Despite Optics of Zhang’s Visit, Taiwan Remains Wary of China’s Intentions
China's Taiwan Affairs Council Minister Zhang Zhijun and Taiwan's Mainland Affairs Council Minister Wang Yu-chi, Taoyuan County, Taiwan, June 25, 2014 (Kyodo via AP Images).

Zhang Zhijun, director of China’s Taiwan Affairs Office, recently concluded a four-day visit to Taiwan. He is the highest-ranking official from the People’s Republic of China ever to have visited Taiwan, making the trip something of a milestone in relations across the Taiwan Strait.

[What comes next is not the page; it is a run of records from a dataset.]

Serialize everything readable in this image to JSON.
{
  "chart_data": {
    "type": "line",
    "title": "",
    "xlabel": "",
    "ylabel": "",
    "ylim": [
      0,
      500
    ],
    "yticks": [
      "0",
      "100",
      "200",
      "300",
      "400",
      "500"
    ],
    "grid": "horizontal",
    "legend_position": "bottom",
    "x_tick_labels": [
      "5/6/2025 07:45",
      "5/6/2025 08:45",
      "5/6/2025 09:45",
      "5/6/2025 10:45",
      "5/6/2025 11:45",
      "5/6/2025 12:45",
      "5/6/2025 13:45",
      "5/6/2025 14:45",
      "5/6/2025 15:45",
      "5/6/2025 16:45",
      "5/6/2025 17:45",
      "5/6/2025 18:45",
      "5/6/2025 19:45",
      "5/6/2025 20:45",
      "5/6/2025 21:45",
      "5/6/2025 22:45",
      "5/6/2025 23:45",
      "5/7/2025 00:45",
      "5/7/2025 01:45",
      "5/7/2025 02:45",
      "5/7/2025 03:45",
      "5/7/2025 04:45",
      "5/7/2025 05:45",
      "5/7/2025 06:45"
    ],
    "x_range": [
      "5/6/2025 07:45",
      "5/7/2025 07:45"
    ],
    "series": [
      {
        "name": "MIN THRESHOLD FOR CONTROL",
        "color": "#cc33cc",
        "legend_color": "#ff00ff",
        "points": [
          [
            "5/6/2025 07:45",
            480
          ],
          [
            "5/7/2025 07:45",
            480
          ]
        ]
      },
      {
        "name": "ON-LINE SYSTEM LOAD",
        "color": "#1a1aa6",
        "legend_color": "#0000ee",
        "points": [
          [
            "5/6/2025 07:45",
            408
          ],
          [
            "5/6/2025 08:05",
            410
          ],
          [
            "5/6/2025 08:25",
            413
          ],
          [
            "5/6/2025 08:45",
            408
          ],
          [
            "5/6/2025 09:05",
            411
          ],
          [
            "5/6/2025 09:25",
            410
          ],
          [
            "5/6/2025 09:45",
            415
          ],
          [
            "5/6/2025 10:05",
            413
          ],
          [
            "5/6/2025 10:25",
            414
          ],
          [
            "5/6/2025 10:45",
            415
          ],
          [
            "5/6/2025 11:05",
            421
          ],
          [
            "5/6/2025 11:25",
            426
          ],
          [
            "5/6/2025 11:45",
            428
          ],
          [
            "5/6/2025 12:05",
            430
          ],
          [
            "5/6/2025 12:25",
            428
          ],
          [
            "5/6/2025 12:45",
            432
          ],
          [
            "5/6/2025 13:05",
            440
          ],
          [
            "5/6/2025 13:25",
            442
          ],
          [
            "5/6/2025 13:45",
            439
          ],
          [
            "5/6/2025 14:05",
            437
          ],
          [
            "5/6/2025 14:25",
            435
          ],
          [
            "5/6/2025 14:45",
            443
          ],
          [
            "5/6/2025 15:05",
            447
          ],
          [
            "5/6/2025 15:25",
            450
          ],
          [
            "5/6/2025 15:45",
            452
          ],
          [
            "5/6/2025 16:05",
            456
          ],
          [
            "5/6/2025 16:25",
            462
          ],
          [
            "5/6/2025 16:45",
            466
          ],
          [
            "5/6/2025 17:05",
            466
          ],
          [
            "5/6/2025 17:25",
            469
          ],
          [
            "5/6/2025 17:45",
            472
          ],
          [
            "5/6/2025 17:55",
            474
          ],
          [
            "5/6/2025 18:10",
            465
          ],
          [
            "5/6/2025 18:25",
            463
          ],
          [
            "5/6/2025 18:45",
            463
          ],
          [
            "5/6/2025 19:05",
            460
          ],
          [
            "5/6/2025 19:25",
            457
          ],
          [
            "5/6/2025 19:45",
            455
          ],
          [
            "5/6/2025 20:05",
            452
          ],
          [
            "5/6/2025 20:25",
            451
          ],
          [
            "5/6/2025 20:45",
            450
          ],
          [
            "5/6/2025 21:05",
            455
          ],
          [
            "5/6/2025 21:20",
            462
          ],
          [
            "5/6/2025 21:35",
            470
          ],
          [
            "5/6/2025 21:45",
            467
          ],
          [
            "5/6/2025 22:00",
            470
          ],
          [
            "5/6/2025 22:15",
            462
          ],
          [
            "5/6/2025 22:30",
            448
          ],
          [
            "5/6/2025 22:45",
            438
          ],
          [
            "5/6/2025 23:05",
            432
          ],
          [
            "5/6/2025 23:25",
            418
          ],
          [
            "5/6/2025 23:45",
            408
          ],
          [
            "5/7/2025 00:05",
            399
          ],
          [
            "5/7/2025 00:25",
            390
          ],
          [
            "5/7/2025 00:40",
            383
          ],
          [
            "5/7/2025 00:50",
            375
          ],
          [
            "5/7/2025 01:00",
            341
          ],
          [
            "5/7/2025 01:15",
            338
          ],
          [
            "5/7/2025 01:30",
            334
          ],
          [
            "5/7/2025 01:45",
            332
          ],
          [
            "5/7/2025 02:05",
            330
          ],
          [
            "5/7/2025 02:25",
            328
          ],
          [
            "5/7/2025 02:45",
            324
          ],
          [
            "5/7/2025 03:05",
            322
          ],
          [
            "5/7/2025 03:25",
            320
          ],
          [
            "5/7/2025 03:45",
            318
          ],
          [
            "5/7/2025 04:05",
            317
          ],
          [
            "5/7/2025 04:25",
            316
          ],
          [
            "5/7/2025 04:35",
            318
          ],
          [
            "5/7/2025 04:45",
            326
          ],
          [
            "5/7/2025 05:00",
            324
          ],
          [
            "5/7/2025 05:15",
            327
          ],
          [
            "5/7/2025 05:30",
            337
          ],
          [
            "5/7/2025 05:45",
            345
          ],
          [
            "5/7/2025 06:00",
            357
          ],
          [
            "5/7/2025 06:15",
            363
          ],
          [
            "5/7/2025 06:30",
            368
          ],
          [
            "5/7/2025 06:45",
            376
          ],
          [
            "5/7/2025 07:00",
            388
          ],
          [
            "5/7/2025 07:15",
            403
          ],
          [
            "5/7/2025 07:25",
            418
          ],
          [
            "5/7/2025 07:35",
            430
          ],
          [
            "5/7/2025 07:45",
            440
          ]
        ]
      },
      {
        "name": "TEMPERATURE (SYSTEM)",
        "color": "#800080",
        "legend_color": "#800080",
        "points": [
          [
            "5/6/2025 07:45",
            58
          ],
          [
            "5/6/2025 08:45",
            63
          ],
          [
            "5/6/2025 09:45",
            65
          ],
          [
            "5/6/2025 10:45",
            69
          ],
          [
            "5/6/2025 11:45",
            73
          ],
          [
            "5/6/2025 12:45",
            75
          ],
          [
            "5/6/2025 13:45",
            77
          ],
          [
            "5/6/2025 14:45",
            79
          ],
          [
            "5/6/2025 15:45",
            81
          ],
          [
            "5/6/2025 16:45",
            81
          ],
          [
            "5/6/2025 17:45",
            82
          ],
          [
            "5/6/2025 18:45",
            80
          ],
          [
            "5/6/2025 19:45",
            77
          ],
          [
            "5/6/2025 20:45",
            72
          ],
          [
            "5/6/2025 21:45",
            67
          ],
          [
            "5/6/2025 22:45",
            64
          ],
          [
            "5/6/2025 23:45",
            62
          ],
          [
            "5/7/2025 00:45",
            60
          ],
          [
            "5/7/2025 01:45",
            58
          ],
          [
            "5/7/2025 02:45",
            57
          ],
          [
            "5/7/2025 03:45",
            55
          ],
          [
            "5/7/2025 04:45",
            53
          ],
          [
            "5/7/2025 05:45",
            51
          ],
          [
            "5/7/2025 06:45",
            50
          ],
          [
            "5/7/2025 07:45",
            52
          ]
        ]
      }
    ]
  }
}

First up on Zhang’s itinerary was a meeting with his Taiwanese counterpart, Wang Yu-chi, the director of Taiwan’s Mainland Affairs Council. The two had held the first such government-to-government talks in February in Nanjing, where they agreed in principle to establish mechanisms for official communication, including representative offices. This time they moved one step closer to setting up representative offices, agreeing that staff could make humanitarian visits to detainees. They also agreed to look at greater participation for Taiwan in regional trade pacts.

But the most important purpose of Zhang’s mission was to show the Taiwanese public that Beijing has a softer, friendlier side. Zhang made a point of visiting nursing homes, nursery schools and other places where he could get to know “ordinary Taiwanese” during his stay. He also met with several mayors, including one—Chen Chu, the mayor of Kaohsiung—who belongs to the pro-independence Democratic Progressive Party.